Jetour T1 se enfrenta a la selva, volcanes y altura extrema en una prueba épica por Sudamérica
La aventura no es solo un concepto de marketing para Jetour, es una prueba de fuego literal. Siguiendo la estela de su expedición ártica con el T2, la marca china ha llevado a su SUV todoterreno, el T1, a uno de los laboratorios naturales más implacables del planeta: Sudamérica. Bajo el proyecto global “Wonder For Jetour”, el vehículo se sometió a un tour de resistencia que lo llevó desde los más de 4,000 metros de altitud en los Andes peruanos hasta las faldas de volcanes activos en Ecuador, pasando por la selva y los cañones de Chile y Uruguay.
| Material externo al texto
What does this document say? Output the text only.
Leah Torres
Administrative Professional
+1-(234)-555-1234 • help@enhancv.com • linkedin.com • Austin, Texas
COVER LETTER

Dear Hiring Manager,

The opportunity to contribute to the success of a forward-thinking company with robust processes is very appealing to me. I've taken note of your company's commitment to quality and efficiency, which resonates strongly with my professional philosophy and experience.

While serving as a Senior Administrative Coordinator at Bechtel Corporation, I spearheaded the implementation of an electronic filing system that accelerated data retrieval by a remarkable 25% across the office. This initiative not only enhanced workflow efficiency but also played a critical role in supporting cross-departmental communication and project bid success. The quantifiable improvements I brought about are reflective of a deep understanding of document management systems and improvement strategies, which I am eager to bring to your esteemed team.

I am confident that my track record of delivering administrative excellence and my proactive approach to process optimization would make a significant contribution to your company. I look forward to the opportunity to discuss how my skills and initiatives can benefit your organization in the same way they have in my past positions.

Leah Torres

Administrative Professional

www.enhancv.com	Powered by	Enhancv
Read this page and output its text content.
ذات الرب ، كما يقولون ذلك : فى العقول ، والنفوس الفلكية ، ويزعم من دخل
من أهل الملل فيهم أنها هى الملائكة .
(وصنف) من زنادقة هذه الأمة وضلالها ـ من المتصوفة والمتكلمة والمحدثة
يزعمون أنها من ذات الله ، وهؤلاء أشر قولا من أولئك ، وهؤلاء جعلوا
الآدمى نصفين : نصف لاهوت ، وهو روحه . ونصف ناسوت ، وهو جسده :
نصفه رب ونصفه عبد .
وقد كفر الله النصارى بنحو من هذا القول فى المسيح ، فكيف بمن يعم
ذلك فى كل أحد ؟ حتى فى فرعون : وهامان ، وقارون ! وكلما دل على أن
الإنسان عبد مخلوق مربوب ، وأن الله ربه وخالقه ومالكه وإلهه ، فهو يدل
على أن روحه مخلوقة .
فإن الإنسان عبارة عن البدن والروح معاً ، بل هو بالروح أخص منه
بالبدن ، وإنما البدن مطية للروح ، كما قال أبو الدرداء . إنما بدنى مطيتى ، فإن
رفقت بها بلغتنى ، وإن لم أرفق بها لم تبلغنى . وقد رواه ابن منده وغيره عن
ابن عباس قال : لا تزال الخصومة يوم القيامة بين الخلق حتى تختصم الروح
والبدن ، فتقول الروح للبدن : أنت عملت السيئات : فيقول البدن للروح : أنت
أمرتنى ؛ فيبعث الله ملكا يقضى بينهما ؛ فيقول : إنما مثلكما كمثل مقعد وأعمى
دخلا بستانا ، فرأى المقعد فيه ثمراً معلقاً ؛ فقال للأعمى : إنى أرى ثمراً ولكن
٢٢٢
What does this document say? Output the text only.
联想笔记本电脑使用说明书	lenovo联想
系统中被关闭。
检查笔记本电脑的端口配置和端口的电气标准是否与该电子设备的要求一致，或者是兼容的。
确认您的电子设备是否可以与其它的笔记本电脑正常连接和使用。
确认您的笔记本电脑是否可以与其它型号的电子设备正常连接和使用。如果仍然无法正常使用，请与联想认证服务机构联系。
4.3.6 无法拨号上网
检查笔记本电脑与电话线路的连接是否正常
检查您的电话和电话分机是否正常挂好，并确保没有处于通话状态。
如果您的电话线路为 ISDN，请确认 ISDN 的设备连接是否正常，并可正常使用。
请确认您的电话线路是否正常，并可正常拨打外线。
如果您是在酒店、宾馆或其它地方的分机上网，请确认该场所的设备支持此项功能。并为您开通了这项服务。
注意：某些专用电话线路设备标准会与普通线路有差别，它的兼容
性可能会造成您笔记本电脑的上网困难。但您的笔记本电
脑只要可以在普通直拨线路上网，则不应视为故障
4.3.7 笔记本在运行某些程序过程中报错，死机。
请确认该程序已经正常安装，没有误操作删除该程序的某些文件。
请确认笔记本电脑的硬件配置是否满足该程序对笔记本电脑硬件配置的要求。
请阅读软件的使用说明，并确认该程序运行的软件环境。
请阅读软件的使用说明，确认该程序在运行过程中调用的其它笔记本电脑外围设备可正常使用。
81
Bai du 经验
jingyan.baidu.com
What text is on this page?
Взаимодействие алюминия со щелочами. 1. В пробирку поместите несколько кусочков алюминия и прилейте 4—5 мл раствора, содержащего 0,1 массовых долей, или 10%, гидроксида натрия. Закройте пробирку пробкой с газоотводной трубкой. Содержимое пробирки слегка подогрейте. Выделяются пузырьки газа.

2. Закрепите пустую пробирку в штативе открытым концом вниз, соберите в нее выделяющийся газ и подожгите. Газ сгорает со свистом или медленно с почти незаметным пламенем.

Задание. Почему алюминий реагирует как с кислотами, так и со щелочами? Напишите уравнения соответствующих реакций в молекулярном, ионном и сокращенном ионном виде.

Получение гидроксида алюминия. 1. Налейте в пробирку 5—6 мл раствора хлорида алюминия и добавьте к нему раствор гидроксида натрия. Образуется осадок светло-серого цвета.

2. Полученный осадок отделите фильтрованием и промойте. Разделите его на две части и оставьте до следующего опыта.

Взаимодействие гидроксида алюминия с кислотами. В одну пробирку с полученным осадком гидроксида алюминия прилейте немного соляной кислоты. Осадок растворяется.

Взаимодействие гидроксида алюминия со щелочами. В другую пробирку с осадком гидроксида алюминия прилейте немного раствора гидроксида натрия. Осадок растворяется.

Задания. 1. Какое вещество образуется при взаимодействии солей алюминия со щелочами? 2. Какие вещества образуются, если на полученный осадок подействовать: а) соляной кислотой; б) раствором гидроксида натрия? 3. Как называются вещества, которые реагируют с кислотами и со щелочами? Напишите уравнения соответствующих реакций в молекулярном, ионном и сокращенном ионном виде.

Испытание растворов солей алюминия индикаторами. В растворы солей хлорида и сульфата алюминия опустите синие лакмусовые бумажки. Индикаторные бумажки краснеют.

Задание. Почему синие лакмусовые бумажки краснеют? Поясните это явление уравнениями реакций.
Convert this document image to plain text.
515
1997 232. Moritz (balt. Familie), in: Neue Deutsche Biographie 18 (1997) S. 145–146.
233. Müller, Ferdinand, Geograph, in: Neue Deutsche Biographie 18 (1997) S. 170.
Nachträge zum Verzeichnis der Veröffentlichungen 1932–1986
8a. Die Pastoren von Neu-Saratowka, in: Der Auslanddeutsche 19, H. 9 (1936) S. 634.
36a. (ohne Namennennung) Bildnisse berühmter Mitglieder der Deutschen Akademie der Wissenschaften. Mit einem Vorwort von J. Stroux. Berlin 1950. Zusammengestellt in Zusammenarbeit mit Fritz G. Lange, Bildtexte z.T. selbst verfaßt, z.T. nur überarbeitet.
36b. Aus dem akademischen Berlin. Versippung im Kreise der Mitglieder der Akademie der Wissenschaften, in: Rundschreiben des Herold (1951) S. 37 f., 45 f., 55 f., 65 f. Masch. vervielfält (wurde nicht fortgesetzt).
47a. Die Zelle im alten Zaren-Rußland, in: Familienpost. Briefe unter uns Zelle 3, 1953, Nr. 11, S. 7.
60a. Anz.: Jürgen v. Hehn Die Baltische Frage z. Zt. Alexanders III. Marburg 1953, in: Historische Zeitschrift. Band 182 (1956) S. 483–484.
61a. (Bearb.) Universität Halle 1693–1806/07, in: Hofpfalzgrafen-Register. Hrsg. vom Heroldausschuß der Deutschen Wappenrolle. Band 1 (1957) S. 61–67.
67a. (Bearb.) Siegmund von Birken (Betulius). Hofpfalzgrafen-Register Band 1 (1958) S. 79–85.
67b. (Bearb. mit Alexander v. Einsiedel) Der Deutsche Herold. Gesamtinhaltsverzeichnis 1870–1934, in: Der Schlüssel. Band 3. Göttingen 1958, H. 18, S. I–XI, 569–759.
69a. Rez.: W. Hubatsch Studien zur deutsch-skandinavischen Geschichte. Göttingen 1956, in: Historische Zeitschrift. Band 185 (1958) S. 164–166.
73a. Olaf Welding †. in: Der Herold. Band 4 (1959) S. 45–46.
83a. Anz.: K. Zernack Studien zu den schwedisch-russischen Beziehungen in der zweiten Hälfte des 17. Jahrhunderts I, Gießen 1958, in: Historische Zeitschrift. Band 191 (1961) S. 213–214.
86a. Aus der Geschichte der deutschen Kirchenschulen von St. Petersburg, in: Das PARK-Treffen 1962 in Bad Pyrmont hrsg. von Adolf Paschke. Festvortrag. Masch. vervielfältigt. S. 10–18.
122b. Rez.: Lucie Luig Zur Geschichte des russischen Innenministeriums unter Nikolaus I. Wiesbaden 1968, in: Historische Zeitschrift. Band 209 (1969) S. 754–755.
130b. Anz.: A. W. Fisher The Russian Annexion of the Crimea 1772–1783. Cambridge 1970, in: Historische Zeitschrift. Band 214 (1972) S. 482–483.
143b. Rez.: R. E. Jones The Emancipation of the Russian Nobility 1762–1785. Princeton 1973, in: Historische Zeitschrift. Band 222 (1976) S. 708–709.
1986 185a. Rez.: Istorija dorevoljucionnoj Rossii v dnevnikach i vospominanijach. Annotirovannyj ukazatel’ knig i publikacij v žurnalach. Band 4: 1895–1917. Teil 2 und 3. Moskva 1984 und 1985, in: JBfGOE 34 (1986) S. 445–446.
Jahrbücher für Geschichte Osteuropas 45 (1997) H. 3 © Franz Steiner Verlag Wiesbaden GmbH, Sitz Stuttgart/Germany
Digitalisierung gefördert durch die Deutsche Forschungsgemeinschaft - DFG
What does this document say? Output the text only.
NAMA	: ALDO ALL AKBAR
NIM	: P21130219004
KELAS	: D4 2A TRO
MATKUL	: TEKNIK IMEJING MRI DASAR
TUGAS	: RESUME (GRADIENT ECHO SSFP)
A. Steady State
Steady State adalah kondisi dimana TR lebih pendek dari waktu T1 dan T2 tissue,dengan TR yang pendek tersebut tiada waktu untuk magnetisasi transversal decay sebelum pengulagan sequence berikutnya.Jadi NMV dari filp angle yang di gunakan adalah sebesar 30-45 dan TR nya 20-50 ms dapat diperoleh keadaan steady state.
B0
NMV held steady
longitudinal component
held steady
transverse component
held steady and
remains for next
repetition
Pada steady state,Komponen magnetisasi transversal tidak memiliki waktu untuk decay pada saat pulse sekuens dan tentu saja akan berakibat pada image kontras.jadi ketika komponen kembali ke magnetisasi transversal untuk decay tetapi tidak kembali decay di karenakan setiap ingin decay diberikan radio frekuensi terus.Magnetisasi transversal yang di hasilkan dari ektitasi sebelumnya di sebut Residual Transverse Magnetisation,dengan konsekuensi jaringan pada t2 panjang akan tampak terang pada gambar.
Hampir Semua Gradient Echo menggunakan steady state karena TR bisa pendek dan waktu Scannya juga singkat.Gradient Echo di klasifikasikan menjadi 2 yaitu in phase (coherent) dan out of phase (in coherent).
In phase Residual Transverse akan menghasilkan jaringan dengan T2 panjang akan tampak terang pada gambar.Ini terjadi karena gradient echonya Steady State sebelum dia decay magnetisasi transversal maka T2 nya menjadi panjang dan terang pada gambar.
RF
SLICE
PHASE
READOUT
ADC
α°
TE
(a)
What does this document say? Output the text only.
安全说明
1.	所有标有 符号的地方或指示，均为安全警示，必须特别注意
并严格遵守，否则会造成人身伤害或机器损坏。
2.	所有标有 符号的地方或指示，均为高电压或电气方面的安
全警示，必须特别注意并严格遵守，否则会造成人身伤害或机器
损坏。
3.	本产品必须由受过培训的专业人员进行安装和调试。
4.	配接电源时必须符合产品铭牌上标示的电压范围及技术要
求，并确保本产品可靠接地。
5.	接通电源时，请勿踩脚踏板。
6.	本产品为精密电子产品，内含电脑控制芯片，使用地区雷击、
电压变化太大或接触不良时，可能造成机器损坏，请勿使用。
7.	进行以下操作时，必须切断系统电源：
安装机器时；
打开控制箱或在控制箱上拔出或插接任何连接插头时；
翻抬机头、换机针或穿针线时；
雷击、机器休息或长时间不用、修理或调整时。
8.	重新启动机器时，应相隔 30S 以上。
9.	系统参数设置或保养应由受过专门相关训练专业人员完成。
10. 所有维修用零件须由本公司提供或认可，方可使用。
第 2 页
Este ejercicio extremo va más allá de un simple paseo promocional. Busca validar en condiciones reales, y bajo un estrés brutal, los tres pilares que Jetour promueve con su enfoque Travel+: desempeño, tecnología y confort. No se trata de lo que el auto puede hacer en un circuito controlado, sino de si puede ser un compañero fiable cuando el camino desaparece, el clima se vuelve hostil y la altitud roba el aliento hasta a los motores.
Un motor que no se ahoga en las alturas
Uno de los desafíos más técnicos fue el rendimiento a gran altitud. En la puna andina, donde el aire es fino y la potencia de los motores atmosféricos cae en picada, el motor turbocargado 2.0 litros del T1 demostró su valía. La clave, según la marca, fue mantener una entrega de potencia consistente en ascensos prolongados, donde la falta de oxígeno pone a prueba cualquier mecánica. Este desempeño se complementa con el sistema de tracción integral XWD, que gestiona de forma inteligente el torque entre los ejes, buscando siempre la mejor tracción disponible ya sea en una pendiente rocosa o un suelo inestable.
Pero la tecnología no sirve de nada si no se adapta al instante. En terrenos volcánicos como los del Sangay en Ecuador, donde el firme puede cambiar de grava compacta a lodo profundo en cuestión de metros, el sistema XWD del T1 trabaja en tiempo real para redistribuir la fuerza. Es la respuesta digital a un problema ancestral del aventurero: la imprevisibilidad del camino. La filosofía es clara: un SUV con aspiraciones globales debe estar preparado para cualquier capricho de la geografía.
Y después de un día desafiando volcanes o atravesando cañones, el confort no es un lujo, es una necesidad para la seguridad. Jetour puso especial atención en que el habitáculo del T1 funcionara como un refugio móvil. Con variaciones extremas de temperatura entre el día y la noche, o entre la selva húmeda y la montaña gélida, mantener un ambiente controlado dentro de la cabina es vital para reducir la fatiga del conductor. Además, el espacio interior está pensado para el equipamiento de una expedición real, con capacidad para cargar equipo de campamento, cámaras o suministros, haciendo honor a su vocación de vehículo para explorar.
Este tipo de pruebas extremas en Sudamérica no solo sirven para generar imágenes espectaculares. Son una declaración de intenciones dirigida a un público joven y activo, aquel que valora la autenticidad y la capacidad real sobre las especificaciones de un folleto. En un mercado como el mexicano, donde los road trips y el turismo de aventura ganan popularidad, demostrar que un vehículo puede sobrevivir (y prosperar) en los entornos más duros de Sudamérica es un argumento de peso. El mensaje de Jetour es que la próxima gran aventura, ya sea en las barrancas del cobre o en un camino rural olvidado, puede empezar en la puerta de tu casa.